Traces | 2022 Warsaw Intl. Film Festival Review

Traces of Sadness: Turić Connects Past & Present Through Anthropology

Dubravka Turić Traces ReviewIn her feature debut Traces, Dubravka Turić tells the story of a woman searching for her own identity, but is unable to confront her trauma. The unresolved meaning of the titular ‘traces’ is intertwined with the experiences of a main character who works as an anthropologist and researcher. While she searches for stones the director is investigating her inner self, to ambiguous results. With the narrative firmly centered on the heroine, Turić focuses on her identity crisis amidst the tumult of the city, while offering meaning just outside of it.

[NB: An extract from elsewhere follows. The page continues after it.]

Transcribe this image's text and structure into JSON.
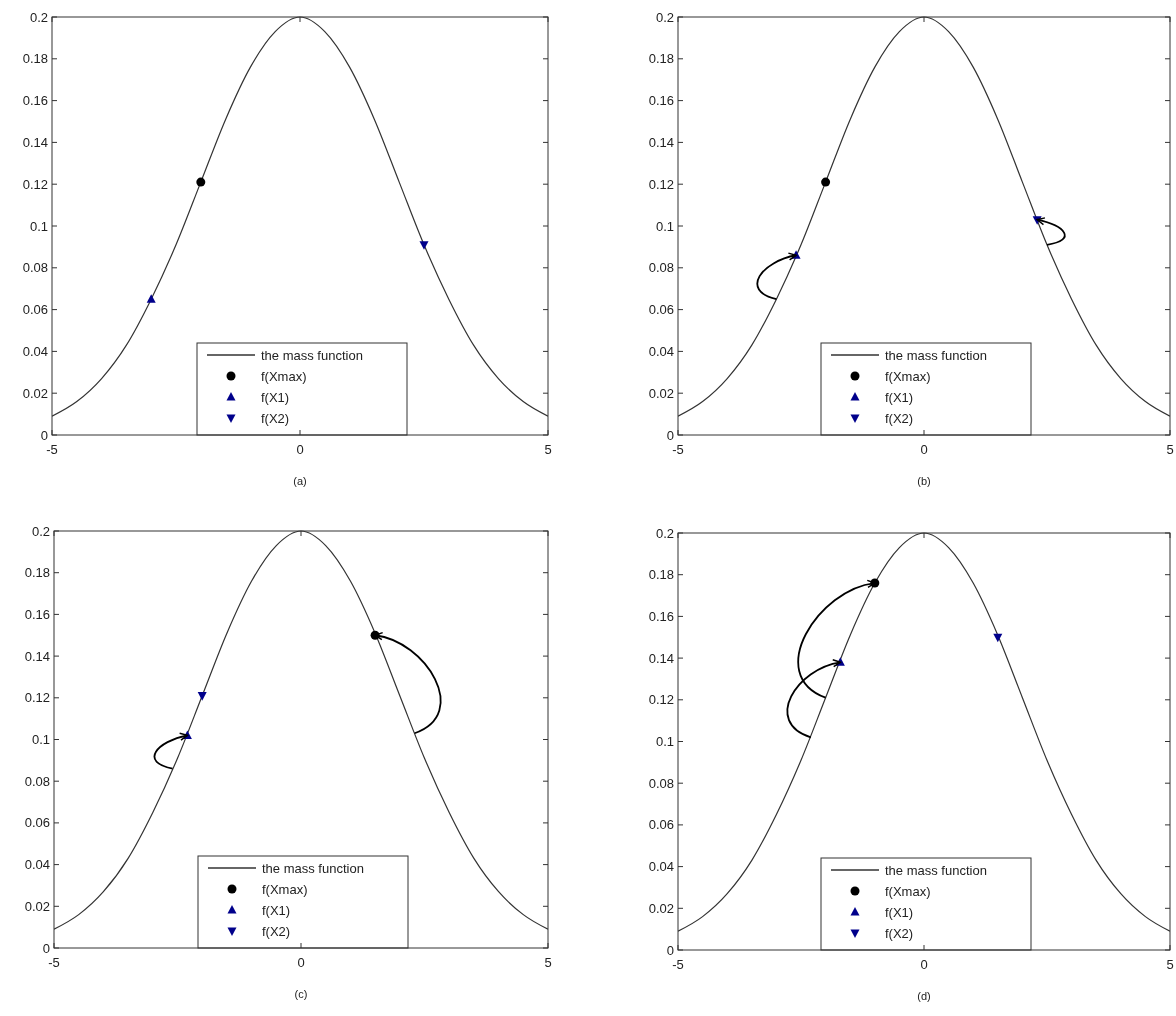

Ana Mlikota (Marija Skaricic) is a middle-aged woman living in Zagreb. She tries to hide the vitiligo marks on her body while simultaneously trying decipher the meaning of the traces that people leave to the world through mystical symbols. Losing her sick father and being the last survivor of a huge family of 107 people complicates her relationship with herself and her legacy. The expression “the resting place of souls”, which is used to describe the area of the Mirila district in the archive images she found, also evokes the sense of peace that Ana is longing for. She must face her own past, take actions against her loneliness, and succeed in enjoying life again.

Ana’s relationship with mystical symbols becomes dysfunctional after the death of her father and is only recalled at the end. With the doctor’s warning that stress is only making the vitiligo marks worse, Ana’s war with herself leaves its place to the physical one. The heroine’s identity crisis merges with the film’s stylistic decisions and starts to take on integrity. The gloomy and dark rooms turn into a visual equivalent of Ana’s inner world. While trying to make sense of her findings she learns that ‘the sun is the symbol of a yearning for heaven’, revealing that Ana has lost her paradise. Cinematographer Damjan Radovanovic avoids using light to make sense of the character’s world and finds success with a series of dreary compositions.

Although effective at telling a story through little dialogue and with a focus on repeated shots of symbolic objects from Ana’s life, the film fails in describing the feelings and experiences of the character by revealing them only in layers. The minimalist acting of Marija Skaricic manages to integrate with the minimalist concept of the film and comes to the director’s rescue, alongside superheroes like Zagor, Bruce Lee, and others who provide snapshots from Ana’s childhood, helping to tell the story through nostalgia.

As the film draws to a close, it deals with the difficulties of being a woman through cliches – proving herself, seeking happiness – which is hardly enough to give the audience a new perspective on the subject. The best that Turić’s story has to offer dissipates around the halfway point; all that’s left is the yearning for a better film.

Reviewed on October 19th at the 2022 Warsaw International Film Festival – Competition 1-2 Section. 98 mins. Part of the The Fipresci Warsaw Critics Project.